Universities are becoming businesses, treating students as customers. If so, they need to offer refunds when they can’t provide the services they are expected to provide.

After discussions with Universities UK (UUK) over pensions ended without an agreement, members of the University and College Union (UCU) have announced a wave of strike dates. Strikes are set to take place over 14 days at 61 universities in the UK, including Imperial. The strikes will occur in escalating waves, with the first week seeing strikes from 22nd-23rd February and the second week from 26th-28th February; there will then be a week’s break, before a four-day strike from 5th-8th March, and finishing with a five-day walkout from 12th-16th March.

This will result in the loss of almost three weeks of tuition, estimated at around £675 per undergraduate student.

This puts us students in a difficult position. Either we stand beside the striking academics, who are only defending themselves against an unjustified attack on their pensions and their livelihoods, losing hundreds of pounds worth of our education, or we cross over and support UUK. I can only foresee and expect solidarity with the lecturers.

This is a choice that students should not have to make, and it is a choice we do not have to make. We students are now treated as consumers, so we should be given the same rights as consumers: we should be given a refund for each day of strike action.

Rail companies like Northern Railway and Southern Rail already offer refunds to commuters who decide not to travel on strike days. Airlines also offer compensation to travellers whose flights are cancelled or delayed due to strike action. These refunds benefit both the consumers and the striking workers: consumers get their money back and therefore strike-breaking by consumer pressure is lessened.

Refunds focus the impact of a strike squarely on service providers and offer consumers the freedom to stand with striking workers. You could argue that students are not normal ‘consumers’, but by examining the current model of higher education, especially the government’s Teaching Excellence Framework plans that increase competition between universities, you’d struggle to see students in any other way. Students are already internalizing this fact: according to a recent survey by ComRes, about half the students in the UK now view themselves as customers.

As scientists or science students we often see ourselves outside the realms of political interaction. We often think of ourselves as remote and unaffected, using science as a shield. However, science is not a shield. It is not a unit, it is made of different parts that proceed in radically different ways, all shaped by the outside political world.

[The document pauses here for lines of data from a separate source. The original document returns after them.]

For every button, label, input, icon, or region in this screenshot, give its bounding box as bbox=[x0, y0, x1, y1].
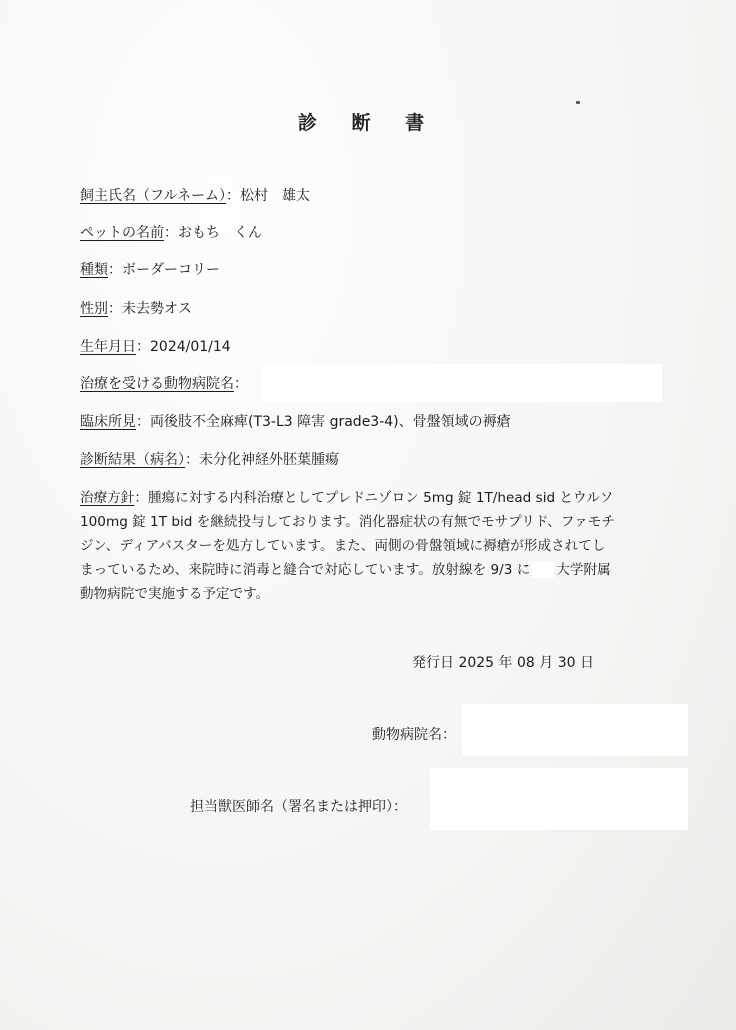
species-field bbox=[80, 258, 220, 282]
sex-field bbox=[80, 297, 192, 321]
treatment-policy-text: 大学附属 bbox=[556, 562, 611, 578]
species-value: ボーダーコリー bbox=[122, 262, 220, 278]
diagnosis-field bbox=[80, 448, 339, 472]
issue-date-month: 08 bbox=[517, 655, 535, 671]
redaction-box bbox=[262, 364, 662, 402]
paper-speck bbox=[576, 101, 580, 104]
pet-name-field bbox=[80, 221, 262, 245]
treatment-policy-label: 治療方針 bbox=[80, 490, 135, 506]
treatment-policy-text: 腫瘍に対する内科治療としてプレドニゾロン 5mg 錠 1T/head sid とウルソ bbox=[147, 490, 614, 506]
redaction-box bbox=[532, 562, 554, 578]
clinical-findings-value: 両後肢不全麻痺(T3-L3 障害 grade3-4)、骨盤領域の褥瘡 bbox=[150, 414, 511, 430]
treatment-policy-line-4 bbox=[80, 558, 690, 582]
treatment-policy-line-1 bbox=[80, 486, 690, 510]
birth-date-field bbox=[80, 335, 231, 359]
species-label: 種類 bbox=[80, 262, 108, 278]
pet-name-label: ペットの名前 bbox=[80, 225, 164, 241]
pet-name-value: おもち くん bbox=[178, 225, 262, 241]
vet-name-label: 担当獣医師名（署名または押印）： bbox=[190, 799, 407, 815]
sex-value: 未去勢オス bbox=[122, 301, 192, 317]
birth-date-value: 2024/01/14 bbox=[150, 339, 231, 355]
redaction-box bbox=[462, 704, 688, 756]
issue-date-prefix: 発行日 bbox=[412, 655, 454, 671]
treatment-policy bbox=[80, 486, 690, 606]
diagnosis-value: 未分化神経外胚葉腫瘍 bbox=[199, 452, 339, 468]
treatment-policy-text: まっているため、来院時に消毒と縫合で対応しています。放射線を 9/3 に bbox=[80, 562, 531, 578]
issue-date-day-unit: 日 bbox=[580, 655, 595, 671]
vet-name-field bbox=[190, 796, 407, 816]
treating-hospital-separator: ： bbox=[234, 376, 248, 392]
owner-name-field bbox=[80, 184, 310, 208]
sex-label: 性別 bbox=[80, 301, 108, 317]
issue-date-month-unit: 月 bbox=[539, 655, 554, 671]
birth-date-label: 生年月日 bbox=[80, 339, 136, 355]
owner-name-separator: ： bbox=[226, 188, 241, 204]
pet-name-separator: ： bbox=[164, 225, 178, 241]
treating-hospital-field bbox=[80, 372, 248, 396]
treatment-policy-line-5: 動物病院で実施する予定です。 bbox=[80, 586, 270, 602]
document-title: 診 断 書 bbox=[297, 112, 439, 134]
clinical-findings-field bbox=[80, 410, 511, 434]
diagnosis-separator: ： bbox=[185, 452, 199, 468]
issue-date-year: 2025 bbox=[458, 655, 495, 671]
sex-separator: ： bbox=[108, 301, 122, 317]
treating-hospital-label: 治療を受ける動物病院名 bbox=[80, 376, 234, 392]
owner-name-label: 飼主氏名（フルネーム） bbox=[80, 188, 227, 204]
treatment-policy-line-3: ジン、ディアバスターを処方しています。また、両側の骨盤領域に褥瘡が形成されてし bbox=[80, 538, 606, 554]
hospital-name-label: 動物病院名： bbox=[372, 727, 456, 743]
issue-date bbox=[412, 652, 594, 672]
hospital-name-field bbox=[372, 724, 456, 744]
clinical-findings-label: 臨床所見 bbox=[80, 414, 136, 430]
birth-date-separator: ： bbox=[136, 339, 150, 355]
species-separator: ： bbox=[108, 262, 122, 278]
treatment-policy-separator: ： bbox=[134, 490, 148, 506]
redaction-box bbox=[430, 768, 688, 830]
clinical-findings-separator: ： bbox=[136, 414, 150, 430]
treatment-policy-line-2: 100mg 錠 1T bid を継続投与しております。消化器症状の有無でモサプリド、ファモチ bbox=[80, 514, 615, 530]
issue-date-day: 30 bbox=[557, 655, 576, 671]
diagnosis-label: 診断結果（病名） bbox=[80, 452, 185, 468]
issue-date-year-unit: 年 bbox=[498, 655, 513, 671]
owner-name-value: 松村 雄太 bbox=[240, 188, 311, 204]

We need to embrace this outside political world, and open our eyes to the forces that are changing higher education - because these forces will not stop with the dismantling of our lecturers’ pensions, they will gnaw away at the very heart of education and science. They will turn universities into factories that exploit researchers and students to “advance knowledge”, no matter the human cost. I say we should be more concerned in the support of people than the advancement of knowledge for profit. I ask you to support the lecturers by writing to registry asking for a tuition fee refund that covers the period of the strike. If universities see us as consumers, we need to act as consumers. Hurt them where it hurts, their pockets.

UUK and the universities that make it up are responsible for this strike. It does not fall on the UCU, who are merely defending themselves. We as students have been given a choice: turn against academics and support the commercialisation of education, or throw aside our shield of science, embrace the political, and support people.